"A bit of video I was looking at recently stuck with me over the past few months. It showed a toddler sitting up holding a magazine. She tries to swipe it – she tries to expand it – she bangs it to try to make it play. Nothing happens. And in frustration she throws it away. To a toddler a magazine is a tablet that’s broken. That’s how this generation is growing up. It will have a totally different set of norms and behaviours."
Director-General of the BBC Tony Hall, in a speech about the future of the BBC.
This is a refrain I've heard many, many times over the last few years (I assume that this video is the one he is talking about); todays toddlers have grown up with touch screens. They expect screens to do things when you touch them. Something that doesn't react to physical interaction is broken…
There is a fundamental truth here. Touchscreens are just a part of it — "natural interfaces" are the new category of user interfaces. Once you start using a touch screen to interact directly with content, its jarring to go back to a similar device where you have to operate a cursor with a keypad.
But… does a toddler of today think that a magazine is "broken"?
I think its nonsense. I can't speak from experience — my eldest child was playing with an iPad before he could talk — but I'm pretty sure that before 2010, toddlers were not a significant part of the Vogue/Heat/FHM audience. (Its hard to be sure, because the NRS doesn't measure readership of under 15s. But I'm pretty confident.)
I'm pretty sure that before 2010, a toddler's reaction to a glossy magazine would have been to touch it, see if it did anything — maybe try to eat it, if they were below a certain age — and then either ignore it or rip it up. (Which is one of the reasons we tend not to give magazines to toddlers unless we don't mind them being screwed up, ripped and eaten. I do speak from experience when I say that toddlers are agents of chaos, on a mission to destroy everything they come into contact with.)

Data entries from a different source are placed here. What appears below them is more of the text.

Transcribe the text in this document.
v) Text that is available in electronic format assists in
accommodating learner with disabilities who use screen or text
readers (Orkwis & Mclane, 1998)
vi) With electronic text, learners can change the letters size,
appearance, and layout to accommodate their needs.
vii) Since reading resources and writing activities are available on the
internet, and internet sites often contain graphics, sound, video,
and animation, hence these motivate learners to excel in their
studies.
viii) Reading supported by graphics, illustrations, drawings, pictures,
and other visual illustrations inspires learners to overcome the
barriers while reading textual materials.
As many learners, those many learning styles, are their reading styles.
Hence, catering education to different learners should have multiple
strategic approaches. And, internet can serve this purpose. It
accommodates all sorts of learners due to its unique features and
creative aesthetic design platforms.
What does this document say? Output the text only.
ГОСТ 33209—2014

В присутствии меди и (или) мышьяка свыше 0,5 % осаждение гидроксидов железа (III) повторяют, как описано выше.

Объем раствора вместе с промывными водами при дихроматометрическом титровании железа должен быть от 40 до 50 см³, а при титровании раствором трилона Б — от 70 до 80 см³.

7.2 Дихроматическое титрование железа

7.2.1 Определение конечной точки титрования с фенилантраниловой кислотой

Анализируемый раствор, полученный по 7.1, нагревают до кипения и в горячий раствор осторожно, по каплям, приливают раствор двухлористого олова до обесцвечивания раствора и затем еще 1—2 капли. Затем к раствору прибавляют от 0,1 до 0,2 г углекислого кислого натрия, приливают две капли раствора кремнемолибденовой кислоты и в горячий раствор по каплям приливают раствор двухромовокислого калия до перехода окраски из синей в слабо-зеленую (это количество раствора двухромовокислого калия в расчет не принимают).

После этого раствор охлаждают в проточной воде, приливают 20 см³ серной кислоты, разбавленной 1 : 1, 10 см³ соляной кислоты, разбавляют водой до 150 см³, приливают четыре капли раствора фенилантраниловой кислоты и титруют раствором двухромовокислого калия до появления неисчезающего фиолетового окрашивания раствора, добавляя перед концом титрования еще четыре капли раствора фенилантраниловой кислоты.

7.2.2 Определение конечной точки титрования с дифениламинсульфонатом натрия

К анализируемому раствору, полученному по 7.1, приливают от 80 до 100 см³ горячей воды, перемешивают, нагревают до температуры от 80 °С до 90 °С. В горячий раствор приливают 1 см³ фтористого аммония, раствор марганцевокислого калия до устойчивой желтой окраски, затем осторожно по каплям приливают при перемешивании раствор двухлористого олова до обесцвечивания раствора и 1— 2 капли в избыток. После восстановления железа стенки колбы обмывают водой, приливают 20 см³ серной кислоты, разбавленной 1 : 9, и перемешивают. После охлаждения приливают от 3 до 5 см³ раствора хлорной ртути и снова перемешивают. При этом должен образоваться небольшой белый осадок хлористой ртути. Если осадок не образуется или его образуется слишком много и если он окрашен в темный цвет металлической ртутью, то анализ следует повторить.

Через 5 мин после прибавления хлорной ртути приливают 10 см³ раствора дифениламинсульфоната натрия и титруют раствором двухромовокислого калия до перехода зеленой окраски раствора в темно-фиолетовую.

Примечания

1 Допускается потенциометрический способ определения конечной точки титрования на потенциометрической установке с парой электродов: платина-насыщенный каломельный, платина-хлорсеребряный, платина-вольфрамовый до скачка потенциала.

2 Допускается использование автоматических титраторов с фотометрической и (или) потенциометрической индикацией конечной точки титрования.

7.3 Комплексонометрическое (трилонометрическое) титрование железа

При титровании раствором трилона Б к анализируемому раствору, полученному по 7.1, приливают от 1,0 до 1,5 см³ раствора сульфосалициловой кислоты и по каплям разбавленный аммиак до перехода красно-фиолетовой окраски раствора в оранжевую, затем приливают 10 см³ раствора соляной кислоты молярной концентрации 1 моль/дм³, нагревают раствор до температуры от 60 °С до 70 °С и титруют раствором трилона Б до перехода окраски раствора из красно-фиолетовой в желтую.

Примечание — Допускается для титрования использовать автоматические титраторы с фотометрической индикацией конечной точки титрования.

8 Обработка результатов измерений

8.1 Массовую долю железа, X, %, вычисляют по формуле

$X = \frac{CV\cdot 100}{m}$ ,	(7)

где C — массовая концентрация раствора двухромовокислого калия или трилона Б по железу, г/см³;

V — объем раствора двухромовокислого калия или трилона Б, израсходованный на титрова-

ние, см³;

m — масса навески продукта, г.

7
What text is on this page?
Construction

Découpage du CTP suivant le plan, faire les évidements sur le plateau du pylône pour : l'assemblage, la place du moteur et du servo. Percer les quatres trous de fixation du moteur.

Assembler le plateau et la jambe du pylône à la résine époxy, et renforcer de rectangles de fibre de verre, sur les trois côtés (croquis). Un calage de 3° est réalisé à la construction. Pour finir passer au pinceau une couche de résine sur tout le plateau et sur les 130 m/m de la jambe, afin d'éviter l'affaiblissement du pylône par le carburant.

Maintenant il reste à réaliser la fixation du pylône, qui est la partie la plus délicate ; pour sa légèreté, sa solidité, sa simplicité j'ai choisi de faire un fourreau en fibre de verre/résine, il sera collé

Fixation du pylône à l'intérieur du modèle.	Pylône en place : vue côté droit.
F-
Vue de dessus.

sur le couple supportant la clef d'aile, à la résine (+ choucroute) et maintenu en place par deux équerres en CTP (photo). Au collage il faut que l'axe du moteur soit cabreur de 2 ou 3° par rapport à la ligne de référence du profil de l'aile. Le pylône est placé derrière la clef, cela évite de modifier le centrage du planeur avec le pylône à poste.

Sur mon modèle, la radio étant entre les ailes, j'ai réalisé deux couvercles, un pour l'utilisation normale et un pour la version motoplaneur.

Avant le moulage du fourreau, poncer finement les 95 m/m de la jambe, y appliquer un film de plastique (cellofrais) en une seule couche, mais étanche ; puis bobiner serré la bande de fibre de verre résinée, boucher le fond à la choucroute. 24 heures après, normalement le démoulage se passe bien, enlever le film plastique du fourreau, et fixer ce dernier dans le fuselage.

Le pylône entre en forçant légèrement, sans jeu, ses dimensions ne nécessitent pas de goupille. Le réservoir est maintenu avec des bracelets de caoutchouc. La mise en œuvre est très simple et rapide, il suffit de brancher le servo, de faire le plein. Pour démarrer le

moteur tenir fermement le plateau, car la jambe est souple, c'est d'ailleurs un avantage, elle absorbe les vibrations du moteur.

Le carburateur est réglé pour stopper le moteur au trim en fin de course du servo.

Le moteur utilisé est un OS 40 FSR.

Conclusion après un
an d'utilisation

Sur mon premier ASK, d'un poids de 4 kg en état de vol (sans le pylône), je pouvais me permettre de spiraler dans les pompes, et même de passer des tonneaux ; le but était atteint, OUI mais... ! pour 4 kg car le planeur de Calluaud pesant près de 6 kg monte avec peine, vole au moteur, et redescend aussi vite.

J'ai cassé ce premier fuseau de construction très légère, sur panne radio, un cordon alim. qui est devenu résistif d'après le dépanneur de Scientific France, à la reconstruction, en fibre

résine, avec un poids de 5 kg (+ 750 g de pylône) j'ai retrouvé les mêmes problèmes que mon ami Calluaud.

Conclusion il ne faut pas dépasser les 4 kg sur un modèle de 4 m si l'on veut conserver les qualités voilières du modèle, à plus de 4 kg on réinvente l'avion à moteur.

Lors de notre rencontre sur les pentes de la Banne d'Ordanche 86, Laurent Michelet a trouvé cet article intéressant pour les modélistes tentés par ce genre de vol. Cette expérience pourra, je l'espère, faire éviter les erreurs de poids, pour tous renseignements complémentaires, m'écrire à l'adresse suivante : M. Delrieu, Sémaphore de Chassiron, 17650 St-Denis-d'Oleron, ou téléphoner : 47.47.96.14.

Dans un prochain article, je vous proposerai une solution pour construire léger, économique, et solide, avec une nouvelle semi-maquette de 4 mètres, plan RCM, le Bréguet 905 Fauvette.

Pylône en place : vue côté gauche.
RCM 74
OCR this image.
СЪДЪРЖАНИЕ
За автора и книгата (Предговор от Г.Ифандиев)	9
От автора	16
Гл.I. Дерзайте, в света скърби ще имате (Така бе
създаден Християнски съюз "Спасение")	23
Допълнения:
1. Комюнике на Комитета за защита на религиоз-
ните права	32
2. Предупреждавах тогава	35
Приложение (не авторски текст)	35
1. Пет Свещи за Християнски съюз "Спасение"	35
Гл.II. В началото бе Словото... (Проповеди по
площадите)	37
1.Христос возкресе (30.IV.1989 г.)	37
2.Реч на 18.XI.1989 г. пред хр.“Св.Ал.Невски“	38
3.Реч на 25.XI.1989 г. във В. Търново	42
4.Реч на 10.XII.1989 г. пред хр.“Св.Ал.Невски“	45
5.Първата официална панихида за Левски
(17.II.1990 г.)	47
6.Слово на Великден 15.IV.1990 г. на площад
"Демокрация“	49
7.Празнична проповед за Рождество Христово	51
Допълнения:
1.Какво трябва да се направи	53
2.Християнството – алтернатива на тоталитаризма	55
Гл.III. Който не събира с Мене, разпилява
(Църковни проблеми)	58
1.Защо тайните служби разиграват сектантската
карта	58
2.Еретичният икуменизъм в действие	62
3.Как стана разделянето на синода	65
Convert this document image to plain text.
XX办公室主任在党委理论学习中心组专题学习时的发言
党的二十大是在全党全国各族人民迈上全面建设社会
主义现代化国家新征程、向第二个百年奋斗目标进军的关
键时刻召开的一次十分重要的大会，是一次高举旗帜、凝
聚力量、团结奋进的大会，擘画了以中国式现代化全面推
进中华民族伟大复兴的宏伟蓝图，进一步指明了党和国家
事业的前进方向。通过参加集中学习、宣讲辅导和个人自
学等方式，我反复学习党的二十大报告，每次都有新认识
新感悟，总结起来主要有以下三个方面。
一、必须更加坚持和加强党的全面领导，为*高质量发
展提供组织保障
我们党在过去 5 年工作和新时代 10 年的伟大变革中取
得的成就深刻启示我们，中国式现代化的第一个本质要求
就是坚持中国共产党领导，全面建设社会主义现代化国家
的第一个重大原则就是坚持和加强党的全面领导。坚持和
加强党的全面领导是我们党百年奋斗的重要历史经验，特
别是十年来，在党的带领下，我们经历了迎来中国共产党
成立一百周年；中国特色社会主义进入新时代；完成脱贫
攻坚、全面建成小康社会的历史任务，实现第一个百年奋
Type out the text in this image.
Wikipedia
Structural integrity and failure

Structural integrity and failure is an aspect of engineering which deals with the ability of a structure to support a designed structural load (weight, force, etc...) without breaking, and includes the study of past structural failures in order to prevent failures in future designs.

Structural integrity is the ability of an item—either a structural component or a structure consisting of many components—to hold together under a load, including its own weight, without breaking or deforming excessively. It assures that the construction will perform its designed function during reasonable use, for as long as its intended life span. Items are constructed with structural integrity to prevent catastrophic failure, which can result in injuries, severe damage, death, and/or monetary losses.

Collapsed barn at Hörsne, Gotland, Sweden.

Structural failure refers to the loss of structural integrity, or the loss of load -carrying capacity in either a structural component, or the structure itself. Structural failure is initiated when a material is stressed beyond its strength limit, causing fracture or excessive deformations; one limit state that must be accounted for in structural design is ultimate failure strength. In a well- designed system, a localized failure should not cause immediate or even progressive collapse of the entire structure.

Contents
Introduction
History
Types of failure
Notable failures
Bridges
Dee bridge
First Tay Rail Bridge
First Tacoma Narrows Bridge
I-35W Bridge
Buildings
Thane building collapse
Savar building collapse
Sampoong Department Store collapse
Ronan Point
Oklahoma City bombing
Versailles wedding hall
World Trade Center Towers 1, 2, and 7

Earlier this week, I attended Microsoft's Advertising Retail Forum, where I heard a great example of what not to do with in-store technology; a big "outdoor clothing" brand had put a nice, interactive thing in their stores — you've probably seen the kind of thing; a computery thing where you can browse their catalogue or see a store guide or watch their TV adverts or whatever is is that they thought their customers would want to do. All well and good.
Except… they had to put a sticker on the thing to ask people not to touch the screen, because below was a keyboard and trackball, because this was a computer, and people's greasy fingerprints on the non-touch screen were making it very dirty.
That is an illustration of why natural interfaces are important. Because grown ups, who have spent their entire adult lives (and probably more) using computers with keyboards and mouses are suddenly assuming that big screens are things to be touched. I've seen it happen with large screen installations, with non-touch smartphones, with computers in kiosks, car park ticket machines - you name it. Touch screens are now the default for many adults. Thats why anyone dealing with technology today — hardware or software — needs to be aware that expectations have changed.
Not because toddlers don't read magazines.